Los indígenas Koreguaje y Makaguaje recibiendo a los equipos del CICR
Mientras en algunas ciudades el confinamiento fue una medida temporal para escapar del COVID-19, que incluyó soluciones tecnológicas, en el Caquetá, Putumayo y otras regiones, es una lucha diaria por la supervivencia. La vida se reduce a lo esencial, y cada día trae consigo nuevas consecuencias humanitarias.
Este el retrato de un confinamiento que va más allá de las paredes de una casa, que atraviesa el corazón de las comunidades y que pone a prueba no solo la resistencia física, sino también la fortaleza del espíritu humano y que impulsa a los equipos multidisciplinarios del Comité Internacional de la Cruz Roja (CICR) a llegar hasta las zonas más afectadas por los conflictos armados para aliviar el dolor que deja la guerra.

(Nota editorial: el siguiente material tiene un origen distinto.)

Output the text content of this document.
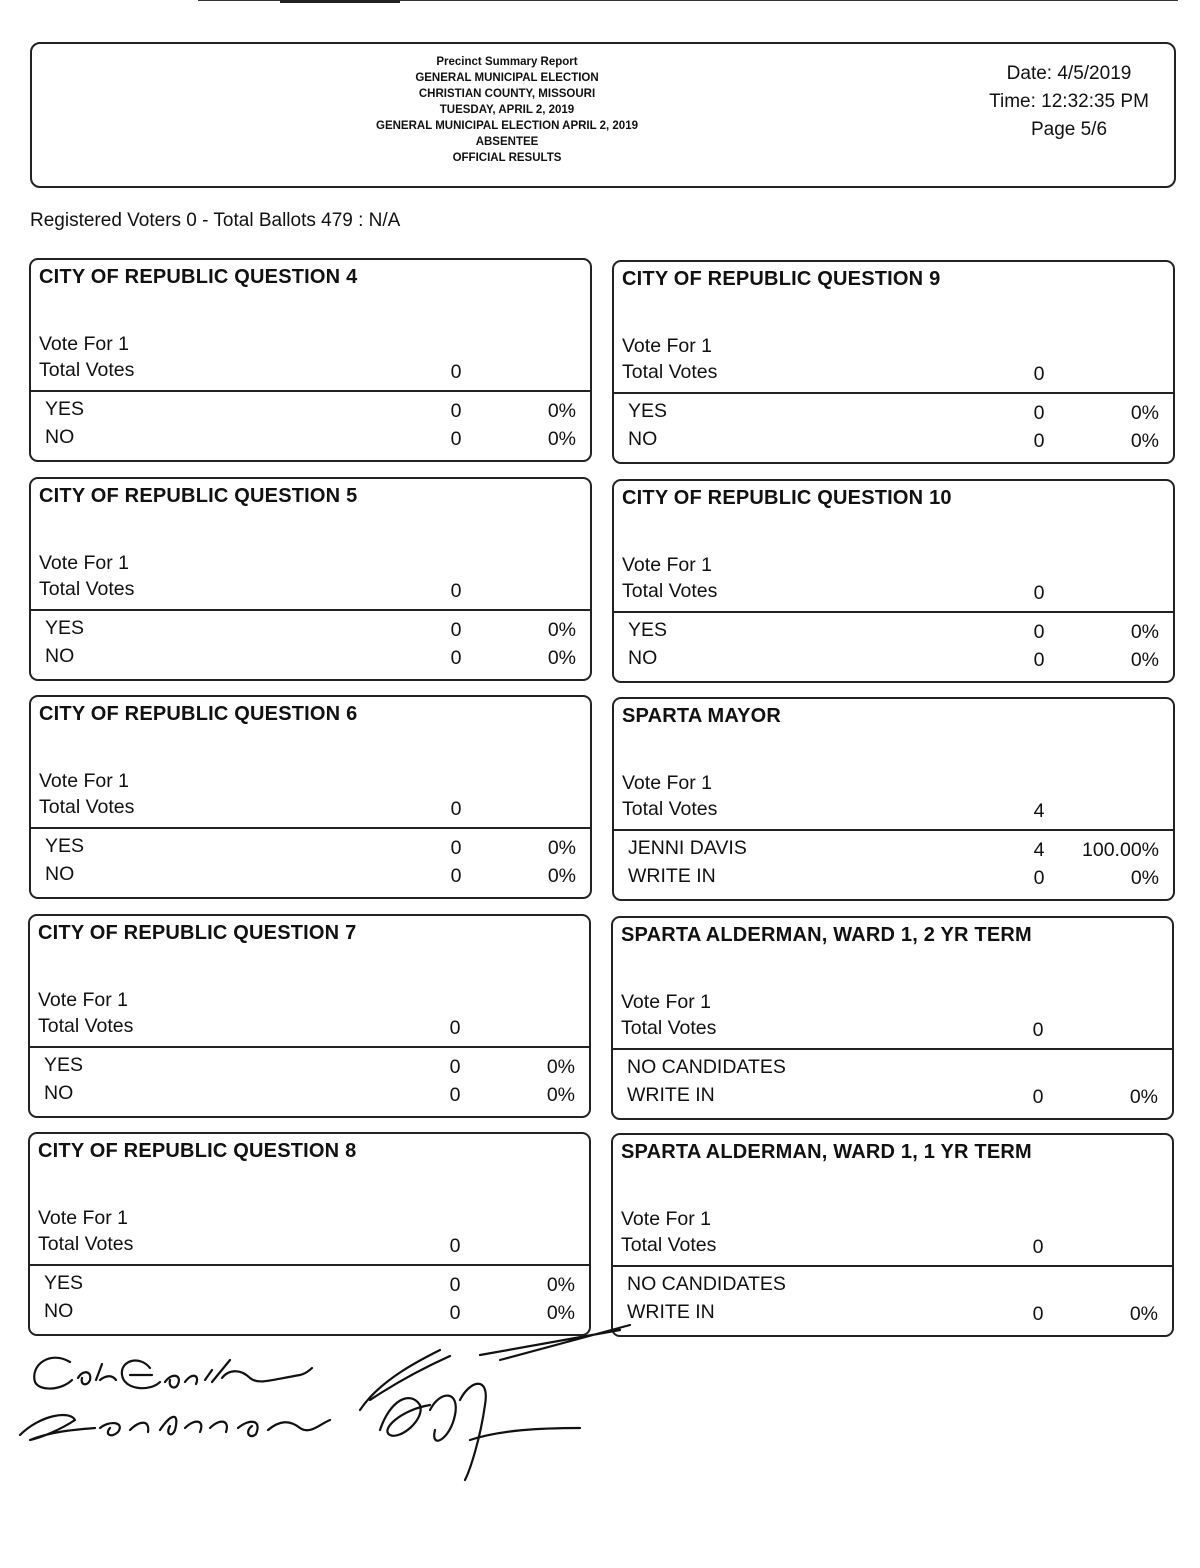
Precinct Summary Report
GENERAL MUNICIPAL ELECTION
CHRISTIAN COUNTY, MISSOURI
TUESDAY, APRIL 2, 2019
GENERAL MUNICIPAL ELECTION APRIL 2, 2019
ABSENTEE
OFFICIAL RESULTS
Date: 4/5/2019
Time: 12:32:35 PM
Page 5/6
Registered Voters 0 - Total Ballots 479 : N/A
CITY OF REPUBLIC QUESTION 4
Vote For 1
Total Votes	0
YES	0	0%
NO	0	0%
CITY OF REPUBLIC QUESTION 9
Vote For 1
Total Votes	0
YES	0	0%
NO	0	0%
CITY OF REPUBLIC QUESTION 5
Vote For 1
Total Votes	0
YES	0	0%
NO	0	0%
CITY OF REPUBLIC QUESTION 10
Vote For 1
Total Votes	0
YES	0	0%
NO	0	0%
CITY OF REPUBLIC QUESTION 6
Vote For 1
Total Votes	0
YES	0	0%
NO	0	0%
SPARTA MAYOR
Vote For 1
Total Votes	4
JENNI DAVIS	4	100.00%
WRITE IN	0	0%
CITY OF REPUBLIC QUESTION 7
Vote For 1
Total Votes	0
YES	0	0%
NO	0	0%
SPARTA ALDERMAN, WARD 1, 2 YR TERM
Vote For 1
Total Votes	0
NO CANDIDATES
WRITE IN	0	0%
CITY OF REPUBLIC QUESTION 8
Vote For 1
Total Votes	0
YES	0	0%
NO	0	0%
SPARTA ALDERMAN, WARD 1, 1 YR TERM
Vote For 1
Total Votes	0
NO CANDIDATES
WRITE IN	0	0%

Niñas y niños de los resguardos indígenas salieron a esperar el bote carga del CICR.
'En nuestro acompañamiento las comunidades y las personas siempre están al centro, lo primero es escuchar sus preocupaciones, pero también resaltar la fuerza de esas comunidades que a pesar de estas afectaciones siguen encontrando mecanismos para seguir adelante', Fausto Montagna, jefe de la Subdelegación CICR en Florencia.
Después de más de 60 días cuando terminó el confinamiento los niños volvieron a jugar en el río, mientras las manos callosas de los campesinos que se mezclan con el olor a tierra mojada y los rituales diarios de los indígenas Makaguaje y los Koreguaje también regresaron; intentando retomar el ritmo de la vida y demostrando que, como el agua que se junta y emerge con fuerza, las comunidades siempre encuentran la manera de resurgir.